The rustic, unkempt look of Pinehurst No. 2 has been a major topic leading into Thursday's opening round, the lush, green rough replaced by sandy areas dotted with small wiregrass bushes and covered in natural vegetation — what the rest of us would call weeds.
The Donald Ross masterpiece now looks a lot like it did in its original state, and those turtleback greens are as testy as ever, repelling balls that dare venture anywhere close to the flag.
"It's set up as the ultimate test of golf, like the U.S. Open always is," said Rory McIlroy, the last winner to break par with his romp at Congressional in 2011. "I'm relishing the challenge of grinding out pars and having to get it up and down when I need to."
Webb Simpson and Justin Rose won the last two titles with scores over par. The last time three straight winners failed to get into the red numbers was 1957-59.

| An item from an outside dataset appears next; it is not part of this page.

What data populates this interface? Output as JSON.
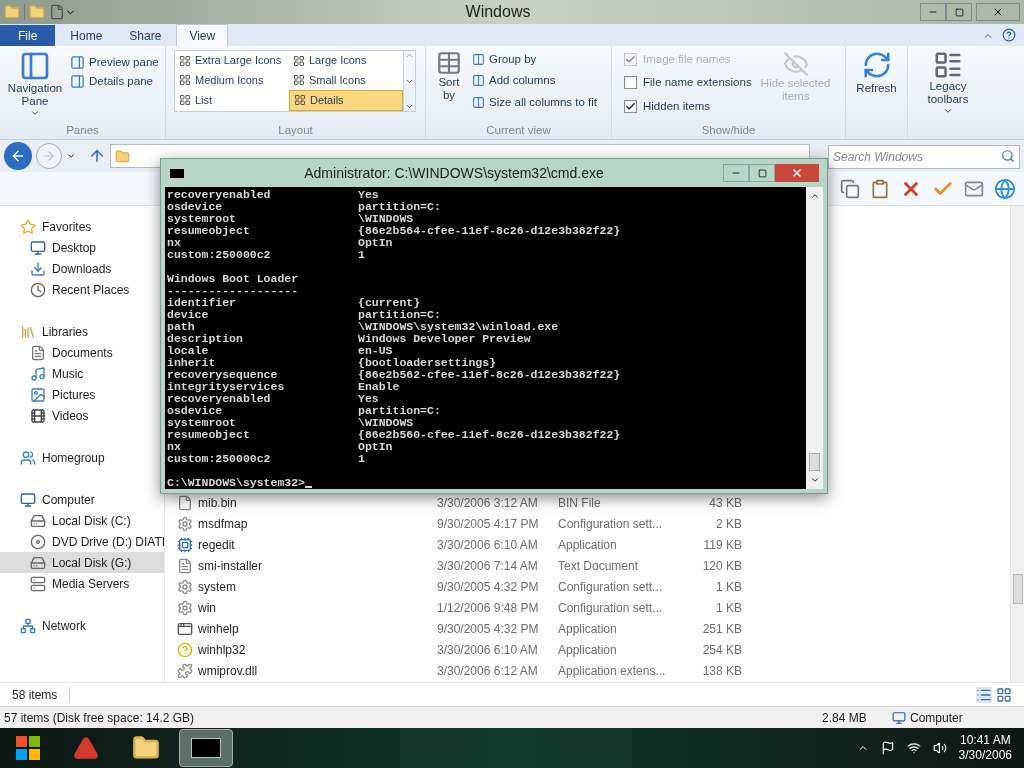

Other than the challenging course, which is hosting the U.S. Open for the third time in 16 years, here are five things to look for in the sand hills of North Carolina:
LEFTY'S LAMENT: Now that he's got a claret jug in the trophy case, Phil Mickelson will take another crack at the only major title to elude him. The U.S. Open has been especially cruel to Lefty, the runner-up a record six times — the first a dramatic loss at Pinehurst to Payne Stewart in 1999 — without capturing even one title. It happened again in 2013 at Merion, where Mickelson was in the mix until England's Justin Rose struck a dramatic 4-iron with his approach at the 72nd hole to clinch his first major championship. Only five players have won the modern version of the career Grand Slam: Gene Sarazen, Ben Hogan, Gary Player, Jack Nicklaus and Tiger Woods. Mickelson has won the Masters three times, along with a PGA Championship and last year's British Open title, setting himself up to join a very exclusive club. But he hasn't won in 11 months, struggling with a shaky putter, and the only headlines recently have been off the course. Mickelson has been linked to an insider trading probe involving investor Carl Icahn and gambler Billy Walters. No one has been charged.
DOUBLING UP: The U.S. Open hasn't had a repeat winner since Curtis Strange a quarter-century ago. The only other golfers to do it in the past century are all Hall of Famers: Ben Hogan (1950-51), Ralph Guldahl (1937-38) and Bobby Jones (1929-30). Rose is the lone player with a chance to break into that exclusive club this year. The Englishman has turned in some strong results in recent weeks, ripping off three straight top-10 finishes on the PGA Tour before he stumbled in his last tournament, missing the cut at the Memorial. He knows it will be a tough task to defend his title, but likes the chances of the 11 English players in the field better than he does their country's World Cup squad. And if Rose wins, Strange plans to be one of the first to congratulate the repeat winner.
BIG MAC ATTACK: Like Mickelson, Rory McIlroy has been making headlines off the course — he recently called off his engagement to tennis star Caroline Wozniacki. The 25-year-old McIlroy has lowered his social media profile in an attempt to bring a bit more privacy to his very public life. Still, the Northern Irishman must prove that he can grind out major championships in the toughest of conditions, a trait that served players such as Nicklaus and Woods so well. When McIlroy plays well, he's essentially unbeatable. He cruised to eight-stroke wins for both of his major titles, the 2011 U.S. Open and the 2012 PGA.
UNLIKELY WINNERS: In recent years, the U.S. Open has produced first-time champions from the ranks of the solid-if-not-spectacular players. Think Lucas Glover in 2009, Graeme McDowell the following year, and Simpson in 2012. If that trend holds up, keep an eye on Matt Kuchar, who won the Heritage and has nine top-10 finishes this season. Thirty-five-year-old Jimmy Walker is a three-time winner this season and leads the FedEx Cup standings. Brandt Snedeker has struggled this year, but is perennially a contender in the majors.
TIGER-FREE ZONE: One player who certainly won't win this year: Woods. The 14-time major champion hasn't played in more than three months after having back surgery, and it's not known when he'll be able to return. Woods' last major title came at the 2008 U.S. Open, leaving him four major titles behind Nicklaus' record. Since then, a failed marriage and a series of injuries have raised serious doubts that he'll be able to catch the Golden Bear.